Antes pelo contrário. O adiamento deverá ser aproveitado para um
recrudescimento das iniciativas, pessoais e colectivas em favor de um
serviço público de rádio e de televisão prestado por uma empresa
pública.
E
isto porquê?
Porque
os riscos que pesam sobre o futuro da empresa RTP SA não diminuíram.
Que
riscos?
A
hipótese da eliminação da empresa pública e da entrega a privados
da prestação de serviço público (no fundo a “solução
apresentada por António Borges no Verão passado) parece afastada
porque claramente constitucional. E não se descortina a
possibilidade de se vir a constituir uma maioria parlamentar
qualificada susceptível de alterar esse ponto da Constituição.
A
hipótese de privatização de um dos canais de televisão também se
afigura como dificilmente exequível. Passando em revista os
potenciais interessados, o que é que se verifica? Verifica-se que a
Ongoing, por razões pessoais e empresariais, parece mais virada para
o reforço das suas posições no interior da Impresa e, a prazo,
para o controlo da mesma (vejam-se as lutas fratricidas que se têm
travado entre Francisco Pinto Balsemão e Nuno Vasconcelos).

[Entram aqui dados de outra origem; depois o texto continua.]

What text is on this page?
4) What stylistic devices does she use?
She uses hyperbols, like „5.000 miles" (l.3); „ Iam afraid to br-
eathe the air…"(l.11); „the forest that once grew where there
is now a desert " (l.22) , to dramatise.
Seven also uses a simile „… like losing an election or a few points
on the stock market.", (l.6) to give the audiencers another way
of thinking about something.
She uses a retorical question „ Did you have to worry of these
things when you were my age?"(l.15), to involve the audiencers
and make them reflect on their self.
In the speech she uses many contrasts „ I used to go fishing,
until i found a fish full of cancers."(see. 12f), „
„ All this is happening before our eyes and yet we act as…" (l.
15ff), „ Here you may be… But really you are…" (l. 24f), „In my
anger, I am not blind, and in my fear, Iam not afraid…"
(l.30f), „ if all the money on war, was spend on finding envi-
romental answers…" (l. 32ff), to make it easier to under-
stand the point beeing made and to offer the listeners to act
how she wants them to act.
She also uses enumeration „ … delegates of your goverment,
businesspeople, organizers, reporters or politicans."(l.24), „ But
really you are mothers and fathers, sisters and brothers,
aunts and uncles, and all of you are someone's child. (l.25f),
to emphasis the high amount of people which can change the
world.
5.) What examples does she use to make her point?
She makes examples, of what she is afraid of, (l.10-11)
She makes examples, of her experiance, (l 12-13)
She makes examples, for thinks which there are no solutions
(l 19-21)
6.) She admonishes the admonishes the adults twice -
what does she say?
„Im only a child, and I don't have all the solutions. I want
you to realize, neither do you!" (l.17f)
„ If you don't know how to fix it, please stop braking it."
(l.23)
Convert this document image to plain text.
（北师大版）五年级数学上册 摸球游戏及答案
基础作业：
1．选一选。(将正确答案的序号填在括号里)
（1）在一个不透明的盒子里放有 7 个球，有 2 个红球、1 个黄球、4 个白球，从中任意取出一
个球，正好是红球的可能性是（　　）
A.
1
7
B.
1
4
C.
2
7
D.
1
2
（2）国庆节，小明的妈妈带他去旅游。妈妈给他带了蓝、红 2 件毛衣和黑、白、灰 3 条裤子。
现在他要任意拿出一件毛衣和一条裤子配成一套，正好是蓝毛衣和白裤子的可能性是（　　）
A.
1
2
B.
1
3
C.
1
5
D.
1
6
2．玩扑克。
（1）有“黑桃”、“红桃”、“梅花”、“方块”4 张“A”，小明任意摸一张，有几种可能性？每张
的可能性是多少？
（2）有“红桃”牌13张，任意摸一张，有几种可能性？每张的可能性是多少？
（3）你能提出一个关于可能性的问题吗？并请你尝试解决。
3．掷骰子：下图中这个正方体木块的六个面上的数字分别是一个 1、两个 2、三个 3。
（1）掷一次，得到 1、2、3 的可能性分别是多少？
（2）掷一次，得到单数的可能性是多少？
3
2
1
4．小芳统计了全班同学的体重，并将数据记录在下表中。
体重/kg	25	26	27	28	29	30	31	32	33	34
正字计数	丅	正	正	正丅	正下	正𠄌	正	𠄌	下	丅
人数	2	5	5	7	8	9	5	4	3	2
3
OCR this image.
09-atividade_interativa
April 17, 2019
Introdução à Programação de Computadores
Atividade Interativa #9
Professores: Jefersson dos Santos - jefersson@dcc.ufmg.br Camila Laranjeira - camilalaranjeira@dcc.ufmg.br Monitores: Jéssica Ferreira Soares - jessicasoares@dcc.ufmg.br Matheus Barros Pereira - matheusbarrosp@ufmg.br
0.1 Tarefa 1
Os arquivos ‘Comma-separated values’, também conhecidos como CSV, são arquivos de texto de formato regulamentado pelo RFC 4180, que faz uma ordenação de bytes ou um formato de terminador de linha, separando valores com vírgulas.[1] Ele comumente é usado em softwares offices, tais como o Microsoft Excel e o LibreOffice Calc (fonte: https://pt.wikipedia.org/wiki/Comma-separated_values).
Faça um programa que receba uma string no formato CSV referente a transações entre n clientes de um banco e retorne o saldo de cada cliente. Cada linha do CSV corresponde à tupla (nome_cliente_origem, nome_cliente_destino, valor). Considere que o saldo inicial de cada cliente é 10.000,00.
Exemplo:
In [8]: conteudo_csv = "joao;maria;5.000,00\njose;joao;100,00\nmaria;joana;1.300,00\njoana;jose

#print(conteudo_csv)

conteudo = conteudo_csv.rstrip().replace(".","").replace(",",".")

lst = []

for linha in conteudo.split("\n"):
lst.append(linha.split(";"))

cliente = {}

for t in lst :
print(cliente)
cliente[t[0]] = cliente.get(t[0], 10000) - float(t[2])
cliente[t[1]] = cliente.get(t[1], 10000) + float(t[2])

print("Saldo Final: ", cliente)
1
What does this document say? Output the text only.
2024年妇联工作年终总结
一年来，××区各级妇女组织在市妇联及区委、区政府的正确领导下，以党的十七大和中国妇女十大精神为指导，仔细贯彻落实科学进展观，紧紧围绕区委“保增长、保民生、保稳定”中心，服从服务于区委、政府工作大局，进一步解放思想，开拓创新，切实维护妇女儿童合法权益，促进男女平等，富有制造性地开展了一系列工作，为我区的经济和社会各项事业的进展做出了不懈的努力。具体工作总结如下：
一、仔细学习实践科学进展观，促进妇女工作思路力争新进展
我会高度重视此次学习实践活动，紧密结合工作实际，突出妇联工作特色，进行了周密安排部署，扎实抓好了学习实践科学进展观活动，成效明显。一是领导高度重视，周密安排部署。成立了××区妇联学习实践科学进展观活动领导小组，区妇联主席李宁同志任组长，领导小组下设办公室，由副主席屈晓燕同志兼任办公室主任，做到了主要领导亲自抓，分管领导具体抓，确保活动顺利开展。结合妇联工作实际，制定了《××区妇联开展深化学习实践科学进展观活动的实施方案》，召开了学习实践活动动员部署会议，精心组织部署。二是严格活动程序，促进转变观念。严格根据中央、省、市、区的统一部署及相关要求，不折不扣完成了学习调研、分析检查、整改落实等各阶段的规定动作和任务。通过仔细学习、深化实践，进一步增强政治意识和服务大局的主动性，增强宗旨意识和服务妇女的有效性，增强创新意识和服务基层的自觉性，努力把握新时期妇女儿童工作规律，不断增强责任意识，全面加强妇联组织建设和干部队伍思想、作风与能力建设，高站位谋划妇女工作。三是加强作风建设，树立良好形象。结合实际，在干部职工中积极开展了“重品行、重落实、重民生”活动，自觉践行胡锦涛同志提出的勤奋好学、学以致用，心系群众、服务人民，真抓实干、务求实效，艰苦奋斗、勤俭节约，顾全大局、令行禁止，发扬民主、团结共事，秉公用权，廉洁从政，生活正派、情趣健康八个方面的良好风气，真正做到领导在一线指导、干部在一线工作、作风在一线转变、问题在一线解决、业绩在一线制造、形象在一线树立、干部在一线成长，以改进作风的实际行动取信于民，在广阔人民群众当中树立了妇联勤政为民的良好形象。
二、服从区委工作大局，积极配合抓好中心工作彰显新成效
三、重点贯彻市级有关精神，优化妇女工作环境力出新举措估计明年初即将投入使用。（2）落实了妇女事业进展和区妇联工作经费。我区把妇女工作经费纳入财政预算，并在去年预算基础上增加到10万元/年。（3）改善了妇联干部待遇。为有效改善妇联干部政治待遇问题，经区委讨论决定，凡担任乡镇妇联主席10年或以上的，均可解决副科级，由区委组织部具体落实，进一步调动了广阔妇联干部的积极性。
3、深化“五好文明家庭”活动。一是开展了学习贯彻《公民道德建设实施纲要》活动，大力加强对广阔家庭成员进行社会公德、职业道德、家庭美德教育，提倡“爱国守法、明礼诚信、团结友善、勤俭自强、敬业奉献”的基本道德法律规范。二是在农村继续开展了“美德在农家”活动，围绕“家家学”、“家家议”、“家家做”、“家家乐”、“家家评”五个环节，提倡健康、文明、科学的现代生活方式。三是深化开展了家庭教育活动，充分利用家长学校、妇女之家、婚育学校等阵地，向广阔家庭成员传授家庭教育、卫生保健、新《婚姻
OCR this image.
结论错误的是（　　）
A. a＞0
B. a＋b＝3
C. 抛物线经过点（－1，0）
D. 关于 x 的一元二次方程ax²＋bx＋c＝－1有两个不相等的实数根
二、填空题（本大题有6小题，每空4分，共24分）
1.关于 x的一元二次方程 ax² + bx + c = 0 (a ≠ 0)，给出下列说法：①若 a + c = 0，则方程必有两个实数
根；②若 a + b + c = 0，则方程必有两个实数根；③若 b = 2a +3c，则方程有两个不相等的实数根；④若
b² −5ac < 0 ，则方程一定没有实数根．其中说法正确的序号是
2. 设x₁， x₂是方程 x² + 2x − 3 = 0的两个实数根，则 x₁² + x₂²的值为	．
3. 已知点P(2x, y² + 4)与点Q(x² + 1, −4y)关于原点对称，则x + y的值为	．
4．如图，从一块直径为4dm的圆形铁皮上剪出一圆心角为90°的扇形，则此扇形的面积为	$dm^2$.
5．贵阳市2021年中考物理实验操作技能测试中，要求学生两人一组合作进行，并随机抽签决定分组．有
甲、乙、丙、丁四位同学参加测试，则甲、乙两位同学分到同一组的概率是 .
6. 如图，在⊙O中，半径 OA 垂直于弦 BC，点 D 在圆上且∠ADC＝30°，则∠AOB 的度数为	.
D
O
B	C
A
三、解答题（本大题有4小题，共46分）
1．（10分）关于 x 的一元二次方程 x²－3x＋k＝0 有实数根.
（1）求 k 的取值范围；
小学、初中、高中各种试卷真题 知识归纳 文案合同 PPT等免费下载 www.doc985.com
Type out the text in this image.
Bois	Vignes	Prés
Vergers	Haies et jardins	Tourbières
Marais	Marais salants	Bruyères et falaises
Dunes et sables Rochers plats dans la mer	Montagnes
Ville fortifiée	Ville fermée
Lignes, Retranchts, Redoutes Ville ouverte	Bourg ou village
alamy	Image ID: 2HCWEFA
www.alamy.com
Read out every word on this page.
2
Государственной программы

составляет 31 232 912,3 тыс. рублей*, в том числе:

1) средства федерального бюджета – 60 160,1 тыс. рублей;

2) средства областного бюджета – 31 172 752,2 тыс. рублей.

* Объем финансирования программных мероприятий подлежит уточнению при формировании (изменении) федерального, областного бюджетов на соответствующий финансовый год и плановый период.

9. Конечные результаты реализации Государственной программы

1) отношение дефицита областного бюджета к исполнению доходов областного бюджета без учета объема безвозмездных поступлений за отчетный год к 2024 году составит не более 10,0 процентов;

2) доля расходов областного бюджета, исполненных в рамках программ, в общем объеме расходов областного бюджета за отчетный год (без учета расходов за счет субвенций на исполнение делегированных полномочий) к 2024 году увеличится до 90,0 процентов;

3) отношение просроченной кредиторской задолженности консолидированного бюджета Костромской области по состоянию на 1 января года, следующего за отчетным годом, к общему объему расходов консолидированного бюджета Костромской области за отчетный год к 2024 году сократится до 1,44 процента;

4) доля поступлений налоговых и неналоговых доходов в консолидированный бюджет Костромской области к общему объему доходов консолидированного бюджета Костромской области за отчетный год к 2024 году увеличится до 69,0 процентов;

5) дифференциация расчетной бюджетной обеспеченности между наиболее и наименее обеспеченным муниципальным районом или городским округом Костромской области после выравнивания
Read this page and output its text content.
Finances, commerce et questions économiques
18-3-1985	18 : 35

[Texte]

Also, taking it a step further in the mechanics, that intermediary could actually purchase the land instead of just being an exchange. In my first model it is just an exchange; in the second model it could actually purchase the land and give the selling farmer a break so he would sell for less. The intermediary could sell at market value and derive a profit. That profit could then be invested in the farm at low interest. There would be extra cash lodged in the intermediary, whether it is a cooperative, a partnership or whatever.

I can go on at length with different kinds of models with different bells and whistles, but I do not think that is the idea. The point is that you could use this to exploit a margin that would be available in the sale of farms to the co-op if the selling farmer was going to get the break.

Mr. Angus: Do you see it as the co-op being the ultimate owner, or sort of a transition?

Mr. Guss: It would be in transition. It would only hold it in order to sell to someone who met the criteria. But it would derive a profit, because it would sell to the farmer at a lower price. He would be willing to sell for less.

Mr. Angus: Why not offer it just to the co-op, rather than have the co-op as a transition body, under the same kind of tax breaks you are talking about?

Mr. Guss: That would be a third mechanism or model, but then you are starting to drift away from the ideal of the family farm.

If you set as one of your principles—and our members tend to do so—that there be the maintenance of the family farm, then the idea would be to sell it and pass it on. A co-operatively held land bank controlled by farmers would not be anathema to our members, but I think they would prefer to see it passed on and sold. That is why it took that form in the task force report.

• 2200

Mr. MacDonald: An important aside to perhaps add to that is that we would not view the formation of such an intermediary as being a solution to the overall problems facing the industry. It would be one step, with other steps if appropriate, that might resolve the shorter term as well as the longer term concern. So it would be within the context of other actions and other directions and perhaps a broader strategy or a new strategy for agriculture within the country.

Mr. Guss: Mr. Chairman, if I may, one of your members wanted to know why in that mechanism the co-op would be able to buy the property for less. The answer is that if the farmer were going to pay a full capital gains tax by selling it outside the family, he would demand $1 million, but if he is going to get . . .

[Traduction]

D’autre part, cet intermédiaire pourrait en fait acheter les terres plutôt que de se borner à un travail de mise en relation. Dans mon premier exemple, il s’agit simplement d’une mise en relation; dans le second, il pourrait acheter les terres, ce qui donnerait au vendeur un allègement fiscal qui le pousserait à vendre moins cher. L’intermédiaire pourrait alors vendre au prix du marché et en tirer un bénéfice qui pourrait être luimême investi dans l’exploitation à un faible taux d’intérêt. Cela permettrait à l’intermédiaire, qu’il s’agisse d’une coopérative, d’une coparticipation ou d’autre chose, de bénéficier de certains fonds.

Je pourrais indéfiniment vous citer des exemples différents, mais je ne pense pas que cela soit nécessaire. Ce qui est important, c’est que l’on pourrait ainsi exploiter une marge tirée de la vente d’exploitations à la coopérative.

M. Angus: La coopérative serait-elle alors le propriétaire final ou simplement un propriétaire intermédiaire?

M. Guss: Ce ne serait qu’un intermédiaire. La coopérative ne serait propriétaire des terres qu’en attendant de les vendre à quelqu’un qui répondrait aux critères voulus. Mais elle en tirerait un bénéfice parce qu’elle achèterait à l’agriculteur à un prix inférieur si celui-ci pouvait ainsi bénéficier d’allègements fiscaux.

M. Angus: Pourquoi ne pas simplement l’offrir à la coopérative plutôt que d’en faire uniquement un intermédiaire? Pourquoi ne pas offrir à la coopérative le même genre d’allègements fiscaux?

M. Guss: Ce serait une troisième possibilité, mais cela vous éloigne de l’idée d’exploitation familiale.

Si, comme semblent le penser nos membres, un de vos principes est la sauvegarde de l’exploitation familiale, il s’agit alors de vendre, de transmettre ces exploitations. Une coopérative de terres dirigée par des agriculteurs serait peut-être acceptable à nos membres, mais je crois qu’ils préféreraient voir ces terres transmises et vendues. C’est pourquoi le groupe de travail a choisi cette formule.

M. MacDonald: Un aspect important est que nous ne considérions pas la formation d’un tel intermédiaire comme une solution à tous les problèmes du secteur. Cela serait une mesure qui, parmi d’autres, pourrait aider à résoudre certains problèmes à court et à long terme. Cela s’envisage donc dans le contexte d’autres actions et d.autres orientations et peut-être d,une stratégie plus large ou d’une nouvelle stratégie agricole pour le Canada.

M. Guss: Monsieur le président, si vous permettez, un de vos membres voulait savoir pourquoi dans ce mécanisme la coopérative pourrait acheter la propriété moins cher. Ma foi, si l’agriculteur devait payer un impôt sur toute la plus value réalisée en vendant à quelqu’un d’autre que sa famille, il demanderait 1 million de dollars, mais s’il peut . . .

É pouco
crível que capitais angolanos, directamente através da Newshold ou
indirectamente através da Cofina, se lancem numa guerra em que, por
um lado, se confrontariam com poderosos grupos financeiros com os
quais procuram, isso sim, negociar discretamente e, por outro lado,
agitariam largos sectores da opinião pública sem que, daí, lhes
adviessem quaisquer vantagens. Não deixa de ser sintomática a
pressa com que Isabel dos Santos desmentiu eventuais interesses na
RTP.
São
igualmente pouco críveis rumores que circularam há alguns meses,
associando a venda de um canal da RTP ao grupo FOX de Rupert Murdoch
que, assim, tentaria entrar no espaço lusófono. Seria ignorar as
fortes medidas proteccionistas tomadas, neste domínio, por
brasileiros e angolanos.
Portanto,
nem dissolução da empresa nem venda de canais.
Resta
uma terceira hipótese: a da progressiva atrofia da empresa que, num
prazo relativamente curto, ficaria limitada ao exercício de uma
função meramente residual.
Hipótese
bem provável, esta.
Alguns
sinais apontam, de facto, neste sentido.
- O anúncio do fim das emissões em onda curta. Estas emissões foram, formalmente, suspensas em 2011. A título provisório, declarou o presidente do Conselho de Administração de então quando interpelado, a esse respeito, pelo Conselho de Opinião da RTP. Só após uma avaliação dos efeitos da suspensão se tomaria uma decisão definitiva, acrescentou Guilherme Costa. Agora, que o ministro da tutela decide acabar com as referidas emissões, há lugar para perguntar se a referida avaliação foi efectuada e, no caso afirmativo, quais os resultados apurados.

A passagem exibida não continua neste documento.